Le narrateur, un journaliste et chasseur amateur, aperçoit un jour un homme dans les montagnes, un chasseur solitaire accompagné de son chien qui lui inspire un poème qu'il fait publier dans un magazine dédié à l'art de la chasse. Ce texte semble passer inaperçu mais quelques mois plus tard le narrateur reçoit un courrier mystérieux : un homme s'étant reconnu dans la poésie décide de confier au narrateur trois lettres de trois femmes différentes et dont il est le destinataire et le principal intéressé. Ces lettres ont été écrites respectivement par Midori, son épouse délaissée, Saïko, une maîtresse détruite par le péché qui la conduit au suicide et sa fille Shoko, habitée par la peine.
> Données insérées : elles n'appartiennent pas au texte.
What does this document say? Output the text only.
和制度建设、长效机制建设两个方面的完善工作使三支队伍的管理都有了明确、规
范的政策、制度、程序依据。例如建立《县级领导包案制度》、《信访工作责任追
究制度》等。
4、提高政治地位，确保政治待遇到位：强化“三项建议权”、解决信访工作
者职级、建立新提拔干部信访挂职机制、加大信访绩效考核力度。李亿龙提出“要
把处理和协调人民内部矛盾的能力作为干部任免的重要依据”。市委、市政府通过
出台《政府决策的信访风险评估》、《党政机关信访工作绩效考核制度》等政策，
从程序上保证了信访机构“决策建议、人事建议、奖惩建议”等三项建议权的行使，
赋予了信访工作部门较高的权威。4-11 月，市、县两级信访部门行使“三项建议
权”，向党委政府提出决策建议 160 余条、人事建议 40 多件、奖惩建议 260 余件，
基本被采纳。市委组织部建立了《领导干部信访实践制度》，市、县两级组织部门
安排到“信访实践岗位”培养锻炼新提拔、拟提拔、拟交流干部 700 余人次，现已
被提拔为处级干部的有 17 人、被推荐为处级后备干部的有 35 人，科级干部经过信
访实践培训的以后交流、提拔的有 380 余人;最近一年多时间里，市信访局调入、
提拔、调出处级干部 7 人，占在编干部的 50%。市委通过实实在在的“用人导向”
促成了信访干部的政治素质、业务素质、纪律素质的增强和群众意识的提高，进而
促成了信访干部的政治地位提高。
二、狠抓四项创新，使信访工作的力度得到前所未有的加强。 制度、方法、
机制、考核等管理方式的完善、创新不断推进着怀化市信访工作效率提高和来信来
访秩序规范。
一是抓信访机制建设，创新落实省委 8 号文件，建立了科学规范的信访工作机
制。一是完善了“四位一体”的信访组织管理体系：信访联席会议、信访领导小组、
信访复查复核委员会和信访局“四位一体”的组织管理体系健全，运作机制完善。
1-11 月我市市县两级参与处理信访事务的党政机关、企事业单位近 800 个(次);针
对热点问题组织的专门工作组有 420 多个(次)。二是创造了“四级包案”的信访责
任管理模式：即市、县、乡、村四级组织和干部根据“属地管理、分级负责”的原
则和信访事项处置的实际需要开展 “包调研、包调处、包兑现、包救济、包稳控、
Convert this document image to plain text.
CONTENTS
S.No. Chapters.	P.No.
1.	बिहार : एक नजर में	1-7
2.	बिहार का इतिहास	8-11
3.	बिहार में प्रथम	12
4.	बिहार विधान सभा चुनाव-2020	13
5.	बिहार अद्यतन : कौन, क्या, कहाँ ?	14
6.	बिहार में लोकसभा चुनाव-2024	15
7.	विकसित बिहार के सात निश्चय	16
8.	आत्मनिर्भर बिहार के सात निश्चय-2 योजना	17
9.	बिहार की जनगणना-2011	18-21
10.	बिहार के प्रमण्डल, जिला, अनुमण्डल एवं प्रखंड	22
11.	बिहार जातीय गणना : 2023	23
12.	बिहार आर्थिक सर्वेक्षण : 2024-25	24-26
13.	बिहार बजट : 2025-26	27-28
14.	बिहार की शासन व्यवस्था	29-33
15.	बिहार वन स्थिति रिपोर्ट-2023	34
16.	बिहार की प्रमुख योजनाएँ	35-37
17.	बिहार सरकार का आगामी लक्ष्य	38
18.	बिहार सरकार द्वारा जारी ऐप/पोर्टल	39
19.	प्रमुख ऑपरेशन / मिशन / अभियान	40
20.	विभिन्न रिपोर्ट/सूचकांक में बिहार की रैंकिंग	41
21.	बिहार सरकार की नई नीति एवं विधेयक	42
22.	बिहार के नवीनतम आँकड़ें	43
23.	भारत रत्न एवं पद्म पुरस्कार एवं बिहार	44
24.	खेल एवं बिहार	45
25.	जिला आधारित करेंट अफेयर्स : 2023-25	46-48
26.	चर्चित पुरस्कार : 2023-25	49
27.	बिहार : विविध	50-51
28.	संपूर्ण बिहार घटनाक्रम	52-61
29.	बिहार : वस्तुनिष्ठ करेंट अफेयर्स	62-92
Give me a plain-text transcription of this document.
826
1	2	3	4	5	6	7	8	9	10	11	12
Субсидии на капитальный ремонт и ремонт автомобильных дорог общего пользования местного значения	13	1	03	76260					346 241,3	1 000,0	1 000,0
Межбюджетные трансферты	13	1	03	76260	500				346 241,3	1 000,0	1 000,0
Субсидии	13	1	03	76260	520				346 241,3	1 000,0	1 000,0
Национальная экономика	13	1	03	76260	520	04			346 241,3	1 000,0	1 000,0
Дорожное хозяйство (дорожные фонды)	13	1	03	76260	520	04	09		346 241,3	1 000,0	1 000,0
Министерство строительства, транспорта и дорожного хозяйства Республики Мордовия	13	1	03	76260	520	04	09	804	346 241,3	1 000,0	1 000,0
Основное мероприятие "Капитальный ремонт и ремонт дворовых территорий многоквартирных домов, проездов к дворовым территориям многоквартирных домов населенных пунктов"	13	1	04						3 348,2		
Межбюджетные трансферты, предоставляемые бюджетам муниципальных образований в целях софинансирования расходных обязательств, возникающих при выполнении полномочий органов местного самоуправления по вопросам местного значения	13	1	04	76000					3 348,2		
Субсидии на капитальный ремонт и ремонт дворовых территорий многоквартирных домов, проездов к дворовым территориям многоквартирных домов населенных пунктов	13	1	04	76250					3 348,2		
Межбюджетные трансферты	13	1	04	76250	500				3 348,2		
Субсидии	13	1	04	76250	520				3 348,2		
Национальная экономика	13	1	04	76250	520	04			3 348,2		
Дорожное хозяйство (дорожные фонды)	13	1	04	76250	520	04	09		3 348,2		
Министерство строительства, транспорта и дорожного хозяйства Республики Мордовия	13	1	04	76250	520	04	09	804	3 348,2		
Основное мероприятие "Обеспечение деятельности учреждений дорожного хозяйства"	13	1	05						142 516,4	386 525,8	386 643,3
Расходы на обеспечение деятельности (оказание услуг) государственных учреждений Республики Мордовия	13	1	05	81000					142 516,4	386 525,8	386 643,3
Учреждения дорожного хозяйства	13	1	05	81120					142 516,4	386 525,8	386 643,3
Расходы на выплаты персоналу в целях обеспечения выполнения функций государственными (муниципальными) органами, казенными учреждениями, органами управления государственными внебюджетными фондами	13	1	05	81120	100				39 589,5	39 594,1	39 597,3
L'homme a en effet été infidèle à son épouse avec le cousine et amie de celle-ci. Se présentent alors aux yeux du narrateur trois récits d'une même vie terriblement émouvants où la passion amoureuse s'associe irrémédiablement à la douleur la plus profonde.
MES IMPRESSIONS
Trois lettres féminines, trois gémissements autour de ce mystérieux chasseur. On découvre au fil des correspondances, les aspects tragiques des blessures du c½ur à travers les fantasmes qui se révèlent.
L'histoire, pleine d'ardeur amoureuse, de désunion et de mort, est contée de manière brève et poétique. Elle est empreinte de tristesse, d'amertume, de beauté mêlée de gravité.
Les personnages du roman se chassent, se repoussent devant nos yeux, et se découvrent le lien à l'autre, telles les pièces d'un puzzle.
Le symbole d'un aori (vêtement japonais) vient accentuer la différence dans ce lien qui dissemble selon les personnages : l'échec du mariage, le triomphe de l'amour et la beauté de la jeunesse.
Un joli petit roman asiatique.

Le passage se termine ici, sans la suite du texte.